Comunicação

Mudança climática pauta conferência regional da COP 30 em Joinville


Evento reuniu 200 participantes e destacou impactos na região do Vale, Foz do Itajaí e Planalto Norte

Simone Sartori
21/08/2025 - 10h12min

Mesa de debatedores.

Mesa de debatedores.

FOTO: Daniel Conzi/Agência AL

Audiência regional da COP-30 é realizada em Joinville

Na noite da quarta-feira (20) o auditório da reitoria da Univille recebeu a segunda conferência regional da COP30 para debater as mudanças climáticas. O evento é promovido pela Comissão de Meio Ambiente e Desenvolvimento Sustentável da Assembleia Legislativa em parceria com a Escola do Legislativo e busca propostas e ações a serem apresentadas na COP30 – Conferência das Partes da ONU sobre Mudança do Clima, que acontecer no mês de novembro, em Belém, no Pará.

Participação da região reforça foco em desastres naturais

A participação maciça da região pautou principalmente a questão dos recursos hídricos e alagamentos na região de Joinville e os desastres naturais no Vale do Itajaí. O auditório da reitoria da Universidade de Joinville (Univille) recebeu cerca de 200 pessoas de diferentes segmentos da região do Vale, Foz do Itajaí e Planalto Norte.

O deputado Marquito (Psol), que preside a Comissão de Meio Ambiente e Desenvolvimento Sustentável e conduziu os debates, destacou a importância da realização dos eventos regionais preparatórios para a Cop-30. “Serão cinco macrorregiões que serão ouvidas, sendo esta a segunda. Cada região do nosso estado tem suas peculiaridades, por isso precisamos ouvir e entender as necessidades”, pontua.

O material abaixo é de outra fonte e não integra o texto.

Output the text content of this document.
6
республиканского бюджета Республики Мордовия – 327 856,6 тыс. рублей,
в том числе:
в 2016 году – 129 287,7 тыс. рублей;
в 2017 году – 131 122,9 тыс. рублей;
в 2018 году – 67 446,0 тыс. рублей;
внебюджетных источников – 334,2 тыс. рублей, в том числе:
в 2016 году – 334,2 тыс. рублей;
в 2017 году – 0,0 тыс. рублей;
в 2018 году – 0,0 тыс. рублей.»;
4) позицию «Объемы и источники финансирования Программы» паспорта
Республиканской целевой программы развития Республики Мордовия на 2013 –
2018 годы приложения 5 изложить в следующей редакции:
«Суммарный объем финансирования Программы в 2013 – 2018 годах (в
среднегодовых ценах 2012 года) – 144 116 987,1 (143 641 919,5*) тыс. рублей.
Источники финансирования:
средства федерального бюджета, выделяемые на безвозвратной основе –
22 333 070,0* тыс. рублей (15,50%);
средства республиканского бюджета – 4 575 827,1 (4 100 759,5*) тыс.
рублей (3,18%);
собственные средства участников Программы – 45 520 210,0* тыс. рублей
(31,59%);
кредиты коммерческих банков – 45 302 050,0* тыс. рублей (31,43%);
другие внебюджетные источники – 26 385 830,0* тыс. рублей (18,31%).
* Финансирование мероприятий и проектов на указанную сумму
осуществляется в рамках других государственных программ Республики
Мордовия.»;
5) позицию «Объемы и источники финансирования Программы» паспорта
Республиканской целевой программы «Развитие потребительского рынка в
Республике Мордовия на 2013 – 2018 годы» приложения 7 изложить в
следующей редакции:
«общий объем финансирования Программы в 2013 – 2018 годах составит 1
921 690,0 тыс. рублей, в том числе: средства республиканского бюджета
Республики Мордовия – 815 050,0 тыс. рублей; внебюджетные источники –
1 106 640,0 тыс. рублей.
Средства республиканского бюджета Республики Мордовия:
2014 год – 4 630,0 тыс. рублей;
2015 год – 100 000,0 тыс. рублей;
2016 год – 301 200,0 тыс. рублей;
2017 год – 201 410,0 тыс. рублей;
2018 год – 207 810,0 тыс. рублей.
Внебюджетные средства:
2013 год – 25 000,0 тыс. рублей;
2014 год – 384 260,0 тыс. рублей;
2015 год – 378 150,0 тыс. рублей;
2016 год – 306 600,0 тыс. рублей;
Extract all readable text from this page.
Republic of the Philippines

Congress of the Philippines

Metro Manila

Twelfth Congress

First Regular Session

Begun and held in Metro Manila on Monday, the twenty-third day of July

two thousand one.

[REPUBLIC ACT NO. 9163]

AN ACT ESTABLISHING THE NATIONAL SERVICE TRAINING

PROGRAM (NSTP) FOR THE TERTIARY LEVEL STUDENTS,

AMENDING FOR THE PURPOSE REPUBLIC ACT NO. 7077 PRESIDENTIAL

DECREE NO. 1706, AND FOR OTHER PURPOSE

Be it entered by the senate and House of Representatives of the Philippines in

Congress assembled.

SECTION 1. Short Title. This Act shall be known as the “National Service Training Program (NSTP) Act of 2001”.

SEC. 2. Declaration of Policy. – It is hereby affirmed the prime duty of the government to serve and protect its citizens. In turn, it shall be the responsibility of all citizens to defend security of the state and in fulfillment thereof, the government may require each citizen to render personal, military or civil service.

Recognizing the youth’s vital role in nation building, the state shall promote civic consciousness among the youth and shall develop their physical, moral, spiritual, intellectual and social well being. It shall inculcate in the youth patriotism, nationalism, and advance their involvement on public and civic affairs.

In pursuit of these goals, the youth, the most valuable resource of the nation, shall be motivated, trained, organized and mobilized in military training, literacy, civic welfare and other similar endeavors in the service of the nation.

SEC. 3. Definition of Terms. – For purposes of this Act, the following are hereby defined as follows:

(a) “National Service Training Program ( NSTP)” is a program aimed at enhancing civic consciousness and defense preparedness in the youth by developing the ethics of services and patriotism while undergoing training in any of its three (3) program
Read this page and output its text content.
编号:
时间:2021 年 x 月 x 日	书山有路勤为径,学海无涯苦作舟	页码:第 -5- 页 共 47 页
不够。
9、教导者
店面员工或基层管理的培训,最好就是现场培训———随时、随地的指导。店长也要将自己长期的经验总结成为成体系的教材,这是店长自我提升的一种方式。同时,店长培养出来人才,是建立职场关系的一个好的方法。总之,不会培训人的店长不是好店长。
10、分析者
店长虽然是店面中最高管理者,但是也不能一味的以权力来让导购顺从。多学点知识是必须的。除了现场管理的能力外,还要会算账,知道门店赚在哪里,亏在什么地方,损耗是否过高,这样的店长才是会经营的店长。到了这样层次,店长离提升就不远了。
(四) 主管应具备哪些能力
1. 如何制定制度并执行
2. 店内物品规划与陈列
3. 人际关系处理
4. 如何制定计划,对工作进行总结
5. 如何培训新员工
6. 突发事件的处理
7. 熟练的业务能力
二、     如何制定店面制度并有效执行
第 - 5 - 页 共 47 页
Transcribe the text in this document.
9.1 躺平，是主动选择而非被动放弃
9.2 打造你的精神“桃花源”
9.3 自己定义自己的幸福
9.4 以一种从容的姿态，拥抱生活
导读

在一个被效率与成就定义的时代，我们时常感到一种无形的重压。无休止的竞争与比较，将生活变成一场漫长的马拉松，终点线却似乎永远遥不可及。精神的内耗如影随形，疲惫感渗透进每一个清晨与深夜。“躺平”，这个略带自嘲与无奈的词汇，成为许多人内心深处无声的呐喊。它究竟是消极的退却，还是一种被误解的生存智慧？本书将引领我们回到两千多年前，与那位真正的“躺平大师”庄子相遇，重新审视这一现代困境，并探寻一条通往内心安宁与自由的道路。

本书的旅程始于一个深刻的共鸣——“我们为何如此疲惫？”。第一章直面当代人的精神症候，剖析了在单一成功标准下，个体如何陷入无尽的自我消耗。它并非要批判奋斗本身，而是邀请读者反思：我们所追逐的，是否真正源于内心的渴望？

Regiões mais afetadas e construção de propostas

O parlamentar ainda destaca as regiões do Vale, Foz do Itajaí e Planalto Norte como as principais afetadas pela mudança climática. “É recorrente os desastres naturais que ocorrem na região, e temos também a problema com a qualidade do ar na região de Joinville, que pouco é medido mas traz consequências para a saúde. Por isso a importância em ouvir diversos setores da sociedade para construirmos propostas concretas de enfrentamento a crise climática.”

Ao final das audiências públicas, será construído um documento com as principais propostas para o enfrentamento das ações climáticas para o estado. “Será uma agenda de ações de Santa Catarina, a qual será apresentada na Cop-30 para dialogar”, comenta o presidente da Comissão de Meio Ambiente. Marquito destaca ainda que as proposta finais serão debatidas em um simpósio.

Pautas hídricas ganham destaque

A vice-reitora da Univille, Therezinha Maria Novais de Oliveira, destacou ações por parte da universidade em projetos voltados a recursos hídricos. “Temos nos nossos princípios da universidade a questão sustentável e desenvolvermos projetos na área ambiental. Mas com ênfase nos recursos hídricos, que é um ponto estratégico quando falamos em meio ambiente. Damos suporte com projetos na gestão desses recursos aos Comitês de Bacia de toda a região.”

Para a co-fundadora da Associação Nacional de Mulheres Indígenas, Kerexu Yxapyry, uma da principais preocupações dos povos indígenas está nos recursos hídricos da região e com os cuidados com o planeta. “Estamos passando por vários fenômenos, que nos mostraram o quanto nosso planeta esta sofrendo e que precisamos assumir a responsabilidade de cuidarmos. Vemos que muitas comunidades indígenas da região sofrem com a falta de água potável, algo preocupante. Por isso, os debates como o de hoje são importantes e precisam ser levados para a COP-30”, pontua.

Plataforma de monitoramento será implementada no Vale do Itajaí

Durante a audiência pública, a consultora de planejamento Jessica Novaes Feldsus, representante das Associações e Consórcios Municipais do Médio Vale do Itajaí, falou sobre a plataforma de monitoramento que está sendo criada para monitoramento das ações climáticas na região.

“Estamos, de forma regional, complicando informações para criarmos a plataforma de monitoramento. Não podemos pensar em projetos de enfrentamento a ações climáticas de forma individualizada, mas sim de forma regional. São estudos e muitos dados, demandas, criadas metas e estratégias. para que possamos unificar o processo de planejar a resiliência climática.”

Próximas etapas

As audiências públicas sobre mudanças climáticas passarão ainda pelas regiões Sul, Oeste e Grande Florianópolis.